Piszą też, że Lasy Państwowe nie rozumieją „niezwykle trudnej sytuacji przedsiębiorstw, które coraz dotkliwiej podlegają wszystkim negatywnym skutkom wywołanym gwałtownie postępującą recesją”. Dlatego wnioskują o interwencję premiera i doprowadzenie cen do poziomu „umożliwiającego normalna produkcję”.
Niezależnie od tego branża drzewna sama próbuje „dać w kość” LP. Na stronie Polskiej Izby Gospodarczej Przemysłu Drzewnego pojawiła się rada, by w maksymalnym stopniu ograniczyć zakupy.

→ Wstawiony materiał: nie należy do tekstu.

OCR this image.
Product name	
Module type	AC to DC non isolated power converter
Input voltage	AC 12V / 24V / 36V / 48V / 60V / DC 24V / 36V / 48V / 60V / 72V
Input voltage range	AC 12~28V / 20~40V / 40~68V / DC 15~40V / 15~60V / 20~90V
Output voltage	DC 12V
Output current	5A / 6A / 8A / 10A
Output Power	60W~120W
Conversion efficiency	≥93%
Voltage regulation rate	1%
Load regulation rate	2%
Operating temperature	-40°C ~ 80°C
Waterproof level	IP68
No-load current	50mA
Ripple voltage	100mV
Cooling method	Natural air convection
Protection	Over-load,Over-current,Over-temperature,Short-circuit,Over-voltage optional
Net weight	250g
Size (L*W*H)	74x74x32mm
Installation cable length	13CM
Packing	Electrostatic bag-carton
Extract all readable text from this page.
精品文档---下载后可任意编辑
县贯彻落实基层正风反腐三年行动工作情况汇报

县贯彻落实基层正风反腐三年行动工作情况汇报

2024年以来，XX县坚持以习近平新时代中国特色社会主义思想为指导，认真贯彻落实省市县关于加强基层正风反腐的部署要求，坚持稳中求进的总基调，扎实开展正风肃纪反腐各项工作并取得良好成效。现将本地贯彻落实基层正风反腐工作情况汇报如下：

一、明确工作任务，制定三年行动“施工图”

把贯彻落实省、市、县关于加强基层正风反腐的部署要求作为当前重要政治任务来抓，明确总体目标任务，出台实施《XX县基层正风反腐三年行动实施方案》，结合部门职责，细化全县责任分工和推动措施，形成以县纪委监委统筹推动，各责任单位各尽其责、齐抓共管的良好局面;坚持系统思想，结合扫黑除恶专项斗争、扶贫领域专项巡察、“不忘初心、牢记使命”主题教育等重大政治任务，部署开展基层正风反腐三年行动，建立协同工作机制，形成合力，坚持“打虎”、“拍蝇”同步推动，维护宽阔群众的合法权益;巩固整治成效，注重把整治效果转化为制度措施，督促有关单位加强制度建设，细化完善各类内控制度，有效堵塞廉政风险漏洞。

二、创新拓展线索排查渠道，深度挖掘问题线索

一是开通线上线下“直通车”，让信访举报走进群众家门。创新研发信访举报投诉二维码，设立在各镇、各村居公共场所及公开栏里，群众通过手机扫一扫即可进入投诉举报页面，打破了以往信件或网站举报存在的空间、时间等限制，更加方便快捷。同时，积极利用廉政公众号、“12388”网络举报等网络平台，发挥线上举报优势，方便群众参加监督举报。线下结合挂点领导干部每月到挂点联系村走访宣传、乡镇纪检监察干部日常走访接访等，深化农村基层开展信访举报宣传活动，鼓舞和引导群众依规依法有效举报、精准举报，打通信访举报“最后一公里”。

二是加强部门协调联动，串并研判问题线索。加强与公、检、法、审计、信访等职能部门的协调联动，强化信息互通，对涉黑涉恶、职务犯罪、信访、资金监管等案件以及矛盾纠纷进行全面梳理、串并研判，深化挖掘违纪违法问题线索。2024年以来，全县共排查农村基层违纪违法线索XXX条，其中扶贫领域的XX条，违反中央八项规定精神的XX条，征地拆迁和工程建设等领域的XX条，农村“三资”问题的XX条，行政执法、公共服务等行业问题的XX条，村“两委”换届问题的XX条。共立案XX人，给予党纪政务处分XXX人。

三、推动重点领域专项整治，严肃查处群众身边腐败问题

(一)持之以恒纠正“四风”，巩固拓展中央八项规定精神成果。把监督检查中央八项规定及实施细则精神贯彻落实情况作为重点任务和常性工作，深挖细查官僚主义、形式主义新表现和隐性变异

„Przede wszystkim apelujemy, aby nie wpadać w panikę – drewna jest w 2009 roku więcej niż w bieżącym i LP muszą je sprzedać, byle tylko ktoś je zechciał kupić. Nie akceptujcie więc obecnych cen i nie kupujcie za drogiego drewna w takim stopniu, w jakim pozwala na to Wasza sytuacja. Jeśli jednak musicie jakąś ilość kupić – zastanówcie się zanim zaoferujcie choć złotówkę powyżej ceny minimalnej” – czytamy w stanowisku Andrzeja Górskiego, prezydenta Izby.